Sevmek, elle tutulan, göz ile görülebilen
bir şey değildir. Sevmek bir duygudur, hissetmektir. Birisine sevginizi hissettirmek ise en zor olanıdır
ve ‘eylem’ gerektirir.
‘Sevgi
eylem gerektirir’ sözünü ilk olarak Fenerbahçe
taraftar gruplarından
birinin yaptırdığı pankart üzerinde Şükrü Saraçoğlu Stadyumunda görmüştüm.
Bu söz o
kadar çok
kullanıldı ve ilgi gördü ki artık Fenerbahçe sevgisi ile özdeşleşti ve Fenerbahçelilere ait bir söylem oldu.
Aslında
bu sözün içeriğinde,
çok büyük felsefeler yapılacak kadar ağır anlamlar yüklü
değil. Yazıldığı gibi okunan ve okunduğunda da ilk beyninize sinyal verdiği anlam ne ise o kadar basit
ne demek istediği.
Basit ama bunu uygulayabilmek işte o kadar da basit değil. Biraz (G)üven, biraz (Ö)zveri ve sağlam (T)ahammül gerektiriyor. Eğer bu G.Ö.T. (Güven, Özveri, Tahammül) ben de var derseniz işte o zaman sevdiğiniz insana sevginizi
hissettirebilirsiniz. Yoksa iki kelimenin yan yana gelmesinden baska birsey
ifade etmez 'seni seviyorum'.
E ben bu G.Ö.T.' ten bisey anlamadim diyorsaniz, biraz
acalim ne cikacak icinden;
İnsan
yaradilisi geregi egolari yuksek bir mahluktur.

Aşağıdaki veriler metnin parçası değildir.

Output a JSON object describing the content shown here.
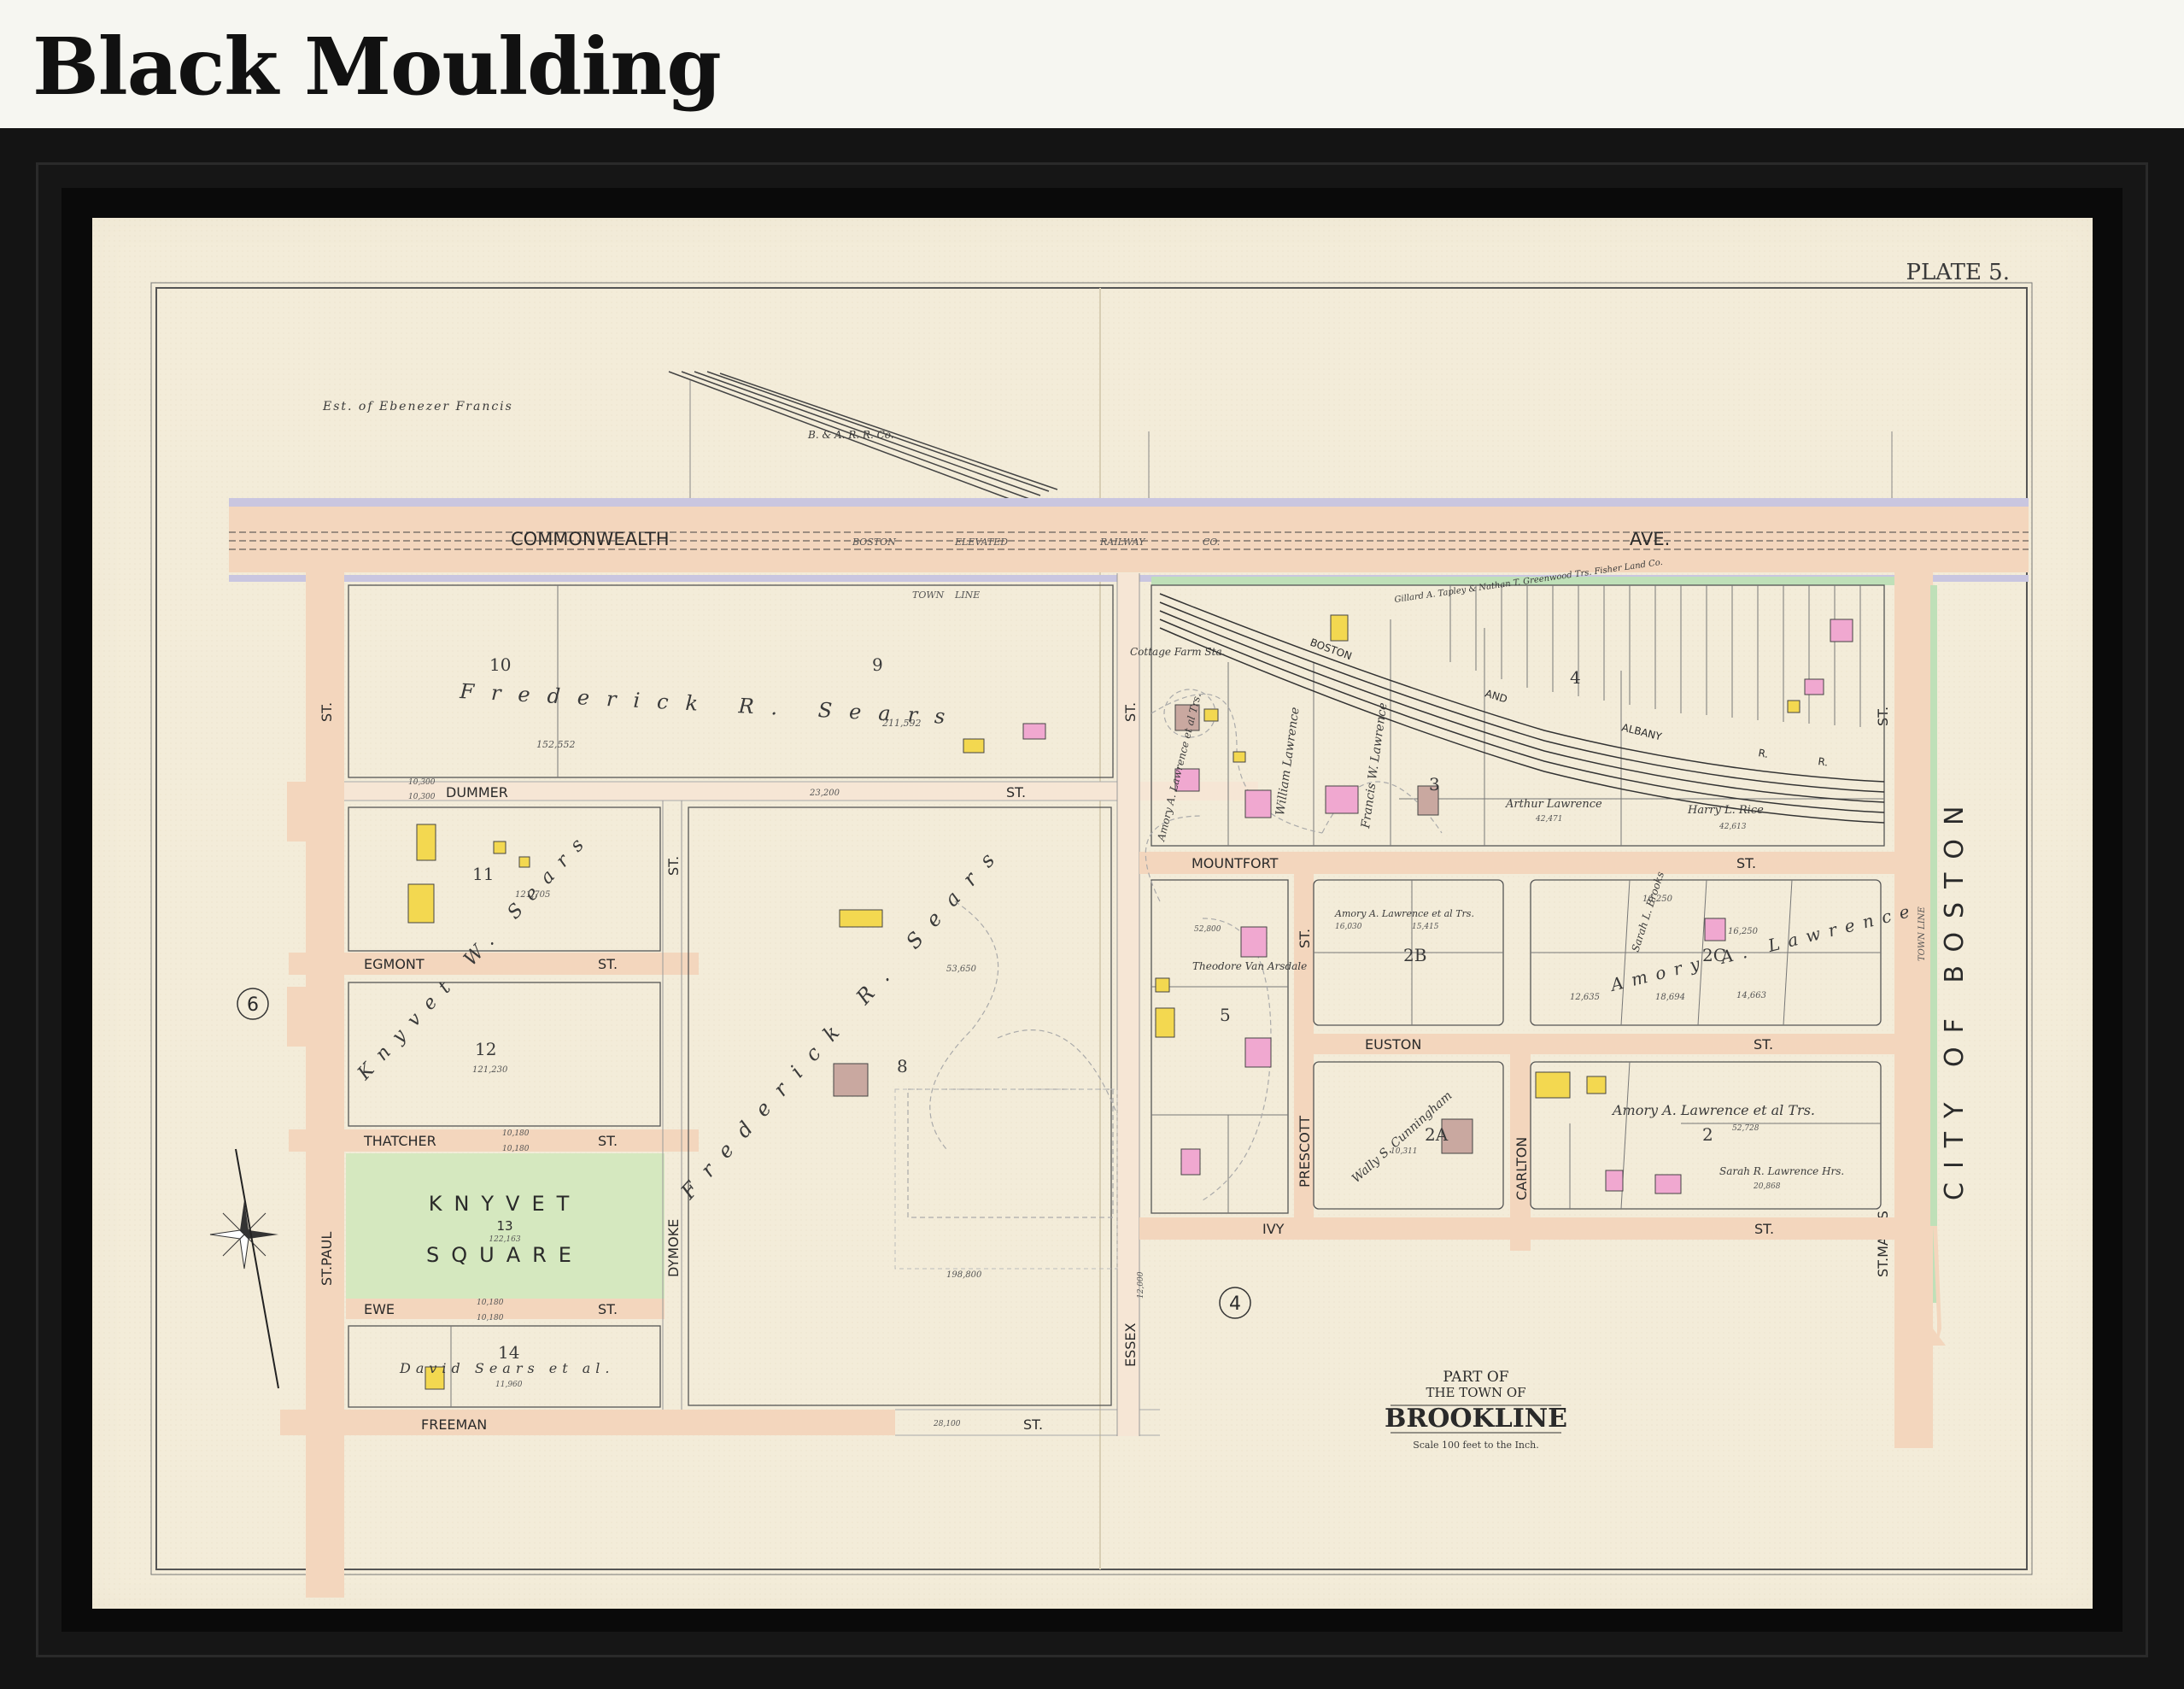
{
  "header": {
    "title": "Black Moulding"
  },
  "map": {
    "plate": "PLATE 5.",
    "cartouche": {
      "line1": "PART OF",
      "line2": "THE TOWN OF",
      "line3": "BROOKLINE",
      "scale": "Scale 100 feet to the Inch."
    },
    "streets": {
      "commonwealth": "COMMONWEALTH",
      "ave": "AVE.",
      "boston": "BOSTON",
      "elevated": "ELEVATED",
      "railway": "RAILWAY",
      "co": "CO.",
      "town_line": "TOWN",
      "line": "LINE",
      "dummer": "DUMMER",
      "dummer_st": "ST.",
      "egmont": "EGMONT",
      "egmont_st": "ST.",
      "thatcher": "THATCHER",
      "thatcher_st": "ST.",
      "ewe": "EWE",
      "ewe_st": "ST.",
      "freeman": "FREEMAN",
      "freeman_st": "ST.",
      "st_paul": "ST.PAUL",
      "st_paul_top": "ST.",
      "dymoke": "DYMOKE",
      "dymoke_st": "ST.",
      "essex": "ESSEX",
      "essex_st": "ST.",
      "mountfort": "MOUNTFORT",
      "mountfort_st": "ST.",
      "euston": "EUSTON",
      "euston_st": "ST.",
      "ivy": "IVY",
      "ivy_st": "ST.",
      "prescott": "PRESCOTT",
      "prescott_st": "ST.",
      "carlton": "CARLTON",
      "carlton_st": "ST.",
      "st_marys": "ST.MARYS",
      "st_marys_st": "ST.",
      "city_of_boston": "CITY OF BOSTON",
      "boston_rr": "BOSTON",
      "and": "AND",
      "albany": "ALBANY",
      "r1": "R.",
      "r2": "R.",
      "town_line_right": "TOWN LINE"
    },
    "owners": {
      "ebenezer": "Est. of Ebenezer Francis",
      "bara": "B. & A. R. R. Co.",
      "frederick_top": "Frederick R. Sears",
      "knyvet": "Knyvet W. Sears",
      "frederick_mid": "Frederick R. Sears",
      "david": "David Sears et al.",
      "amory": "Amory A. Lawrence et al Trs.",
      "arthur": "Arthur Lawrence",
      "harry": "Harry L. Rice",
      "sarah_brooks": "Sarah L. Brooks",
      "amory2c": "Amory A. Lawrence",
      "theodore": "Theodore Van Arsdale",
      "wally": "Wally S. Cunningham",
      "amory2": "Amory A. Lawrence et al Trs.",
      "sarah_lawrence": "Sarah R. Lawrence Hrs.",
      "cottage": "Cottage Farm Sta.",
      "william": "William Lawrence",
      "francis": "Francis W. Lawrence",
      "gilbert": "Gillard A. Tapley & Nathan T. Greenwood Trs. Fisher Land Co."
    },
    "parcels": {
      "p10": "10",
      "p9": "9",
      "p11": "11",
      "p12": "12",
      "p13": "13",
      "p14": "14",
      "p8": "8",
      "p3": "3",
      "p4": "4",
      "p5": "5",
      "p2a": "2A",
      "p2b": "2B",
      "p2c": "2C",
      "p2": "2",
      "knyvet1": "KNYVET",
      "knyvet2": "SQUARE",
      "circle6": "6",
      "circle4": "4"
    },
    "areas": {
      "a10": "152,552",
      "a9": "211,592",
      "a11": "121,705",
      "a12": "121,230",
      "a13": "122,163",
      "a14": "11,960",
      "a8": "53,650",
      "adummer": "23,200",
      "afreeman": "28,100",
      "aessex": "12,000",
      "a198": "198,800",
      "a3": "42,471",
      "arice": "42,613",
      "a2b1": "16,030",
      "a2b2": "15,415",
      "a2c1": "16,250",
      "a2c2": "16,250",
      "a2c3": "14,663",
      "a2c4": "18,694",
      "a2c5": "12,635",
      "a5": "52,800",
      "a2a": "10,311",
      "a2": "52,728",
      "a2_2": "20,868",
      "athat1": "10,180",
      "athat2": "10,180",
      "aewe1": "10,180",
      "aewe2": "10,180",
      "adum1": "10,300",
      "adum2": "10,300"
    }
  }
}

Ego nedir? Ego 'Ben' demektir. Ego tasmasını mutlaka takmanız gereken bir köpektir.
Yaşadığımız hayatta öncelikle kendimizi düsünmek
zorunda olduğumuzu kabul ediyorum. Fiziksel ve ruhsal olarak sağlıklı birey değilsek, ne iş hayatımıza, ne de sosyal çevremize ve ilişkilerimize faydamiz olur.
Uçaklarda kabin memurlarının kalkış anında yolculara anlattığı teknik
bilgileri anımsayın. Kabin basıncının düşmesi halinde açılacak olan
kapaklardan sarkan oksijen maskelerini once kendimize, daha sonra çocuğumuza takmamız için uyarılırız. Kendimizi çocuğumuzdan daha
cok sevdiğimiz ve BENCİ
olduğumuz için mi maskeyi önce kendimize takiyoruz? Elbette ki kendi bilincimiz açık kalsın ve kendi sağlığımızı garanti altında tutun öncelikle ki çocuğunuzu da hayatta tutabilin, ona faydaniz dokunsun diye.

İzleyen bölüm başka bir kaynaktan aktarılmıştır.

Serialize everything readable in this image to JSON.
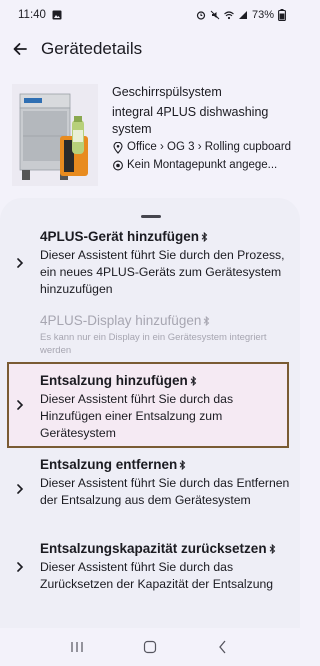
{
  "status_bar": {
    "time": "11:40",
    "battery": "73%"
  },
  "app_bar": {
    "title": "Gerätedetails"
  },
  "device": {
    "name": "Geschirrspülsystem",
    "model": "integral 4PLUS dishwashing system",
    "location": "Office › OG 3 › Rolling cupboard",
    "mount": "Kein Montagepunkt angege..."
  },
  "items": [
    {
      "title": "4PLUS-Gerät hinzufügen",
      "desc": "Dieser Assistent führt Sie durch den Prozess, ein neues 4PLUS-Geräts zum Gerätesystem hinzuzufügen",
      "enabled": true
    },
    {
      "title": "4PLUS-Display hinzufügen",
      "desc": "Es kann nur ein Display in ein Gerätesystem integriert werden",
      "enabled": false
    },
    {
      "title": "Entsalzung hinzufügen",
      "desc": "Dieser Assistent führt Sie durch das Hinzufügen einer Entsalzung zum Gerätesystem",
      "enabled": true,
      "highlighted": true
    },
    {
      "title": "Entsalzung entfernen",
      "desc": "Dieser Assistent führt Sie durch das Entfernen der Entsalzung aus dem Gerätesystem",
      "enabled": true
    },
    {
      "title": "Entsalzungskapazität zurücksetzen",
      "desc": "Dieser Assistent führt Sie durch das Zurücksetzen der Kapazität der Entsalzung",
      "enabled": true
    }
  ],
  "colors": {
    "highlight_border": "#7a5b33",
    "highlight_fill": "#f5eaf3",
    "disabled_text": "#a7a6b1"
  },
  "icons": {
    "back": "arrow-left-icon",
    "location": "map-pin-icon",
    "mount": "target-icon",
    "chevron": "chevron-right-icon",
    "bluetooth": "bluetooth-icon"
  }
}
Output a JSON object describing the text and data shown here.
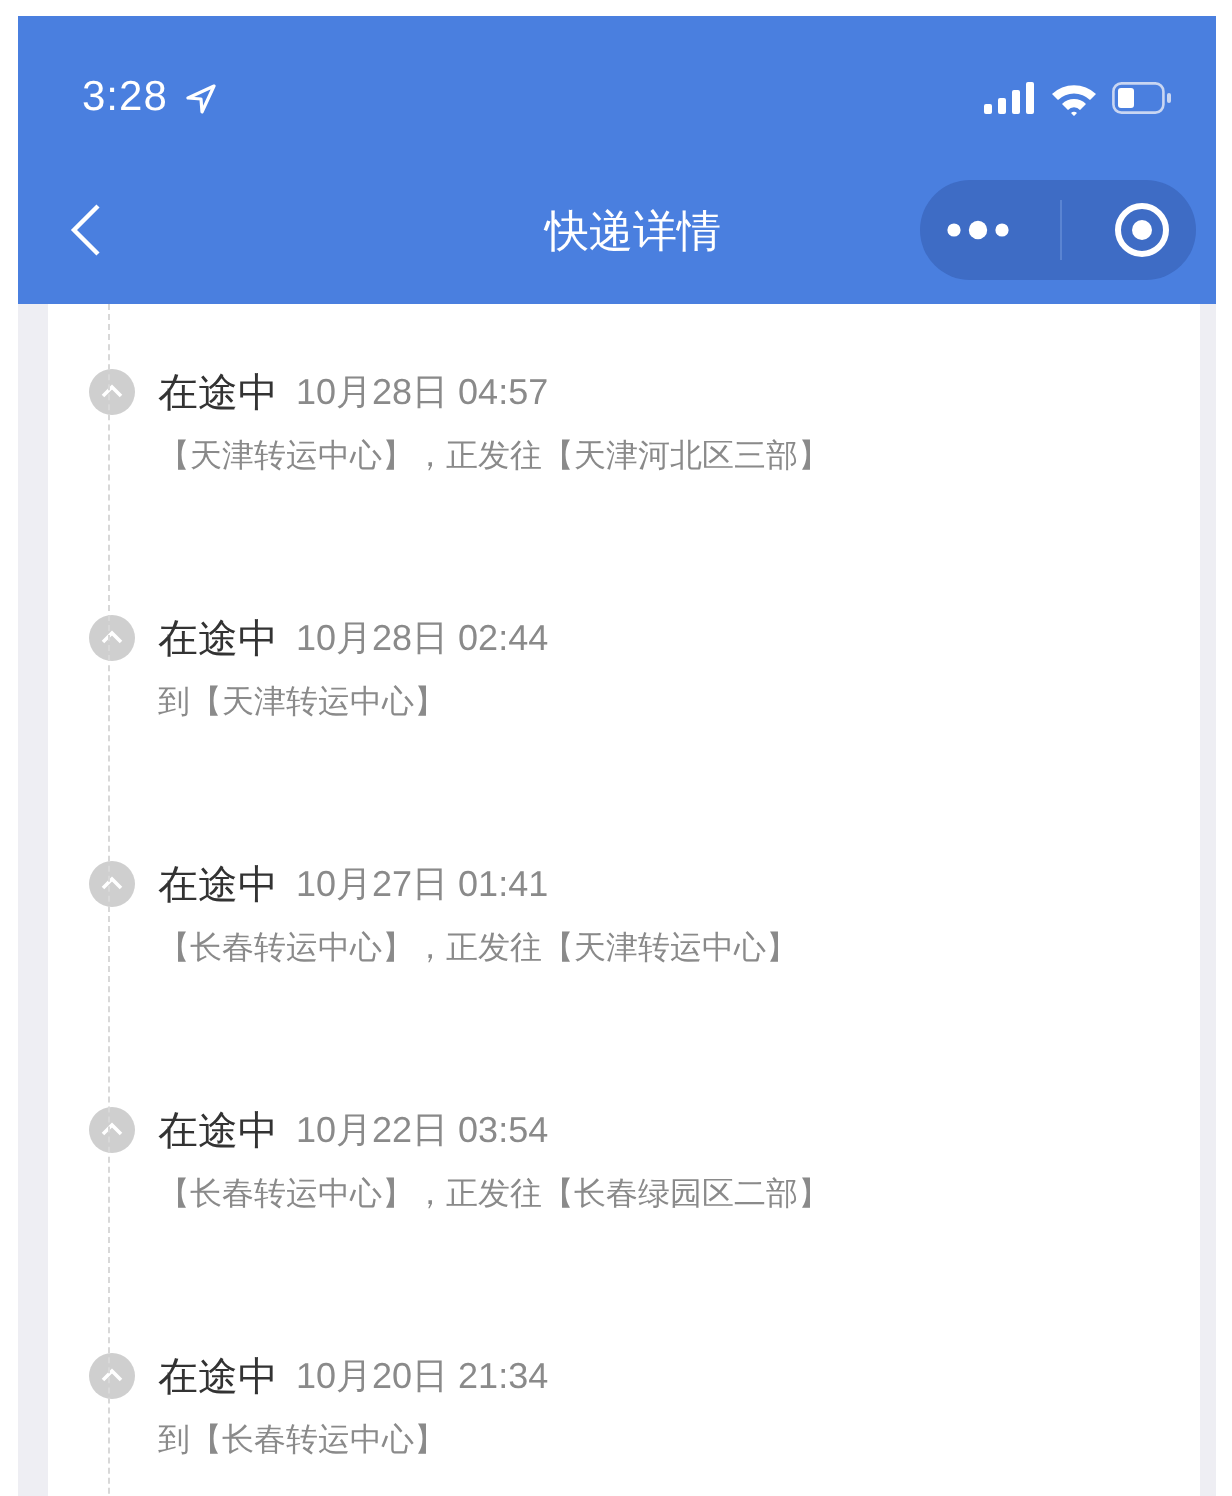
{
  "status_bar": {
    "time": "3:28"
  },
  "nav": {
    "title": "快递详情"
  },
  "events": [
    {
      "status": "在途中",
      "time": "10月28日 04:57",
      "detail": "【天津转运中心】，正发往【天津河北区三部】"
    },
    {
      "status": "在途中",
      "time": "10月28日 02:44",
      "detail": "到【天津转运中心】"
    },
    {
      "status": "在途中",
      "time": "10月27日 01:41",
      "detail": "【长春转运中心】，正发往【天津转运中心】"
    },
    {
      "status": "在途中",
      "time": "10月22日 03:54",
      "detail": "【长春转运中心】，正发往【长春绿园区二部】"
    },
    {
      "status": "在途中",
      "time": "10月20日 21:34",
      "detail": "到【长春转运中心】"
    }
  ]
}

Hayatınız içerisinde de işinizde, ilişkinizde,
ailenizde ve sosyal cevrenizde sevdiginiz insanlari gercekten seviyorsaniz
onlari mutlu etmek icin öncelikle kendinizi mutlu etmeniz gerekmektedir ve BENCİ olmak gerektiği yerlerde
olmalısınız.
Ancak ilişkilerin en az iki kişinin bir araya gelmesi ile yaşandığını ve karşınızda da bir insan denen mahluk var olduğunu unutmayın. İlişkinizi yaşadığınızı mahluk da kendini mutlu etmeli ki size
faydası dokunsun.
Ben kendimi mutlu etmeliyim ki seni
mutlu edebileyim derken, karşınızdaki insanların da BENCİ olma haklarını görmezlikten geliyorsanız işte o zaman siz BENCİ değil BENCİL
olursunuz ve gerçeklerden uzak kendi hayal dünyasında yaşıyorsunuzdur. Tavsiyem egonuz ile yalnız başınıza yaşayın paralamayın kendinizi sevgi pıtırcığı olucam diye.

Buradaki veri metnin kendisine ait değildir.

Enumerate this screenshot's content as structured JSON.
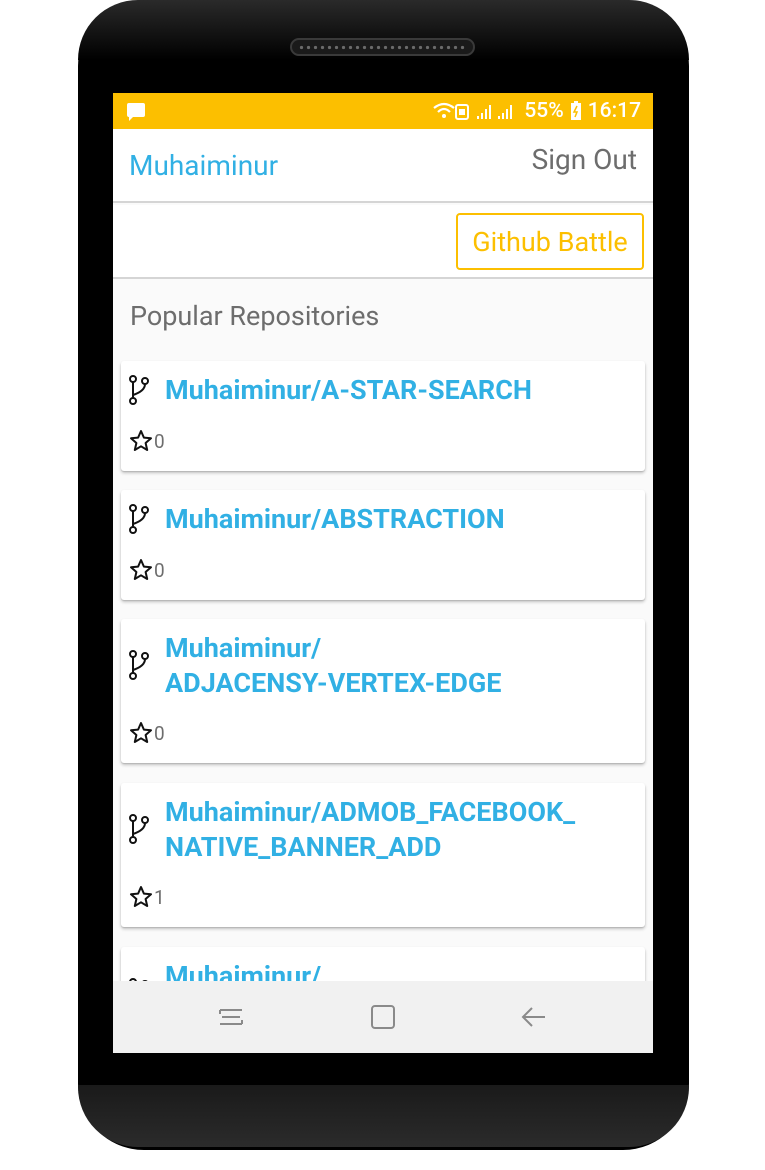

BENCİ olmak, BENCİL olmamak için, tam da burada G.Ö.T. tabak gibi karsimiza
cikiyor. Kendinize hak gördüğünüz özgür hareket ve eylemlerinize karşınızdaki insanın da ihtiyacı olabileceğini kabullenmek, onu özgür bırakabilmek için kendinize GÜVENinizin olması gerekiyor. Kendiniz de hak gördüğünüz eylemleri karşınızda ki insanın da uygulayabilmesi icin ÖZVERİ göstermeniz gerekiyor. Kendinize güveniniz var, özveri de gösterdiniz sevdiğiniz kişi eyleme geçti. İşte bu noktada da beklerken ya da izlerken TAHAMMÜL edebilmeniz gerekiyor.
Hayatta her insan yalnizdir. Her ne kadar
aileler eşler dostlar varsa da bir sabah kalktiginizda hiçbirinin olmayabileceği
gerçeği de hep var.
Birliktelikler mutlu olmak icindir. Mutlu olmak icin
sağlik şarttır. Kendinizi fiziksel ve ruhsal olarak sağlıklı tutun,
karşınızdakinin de sağlığına önem verin.
Sağlıklı bir ilişkinin devamı için de sevdiğinize karşı ‘delikanlı’ olun.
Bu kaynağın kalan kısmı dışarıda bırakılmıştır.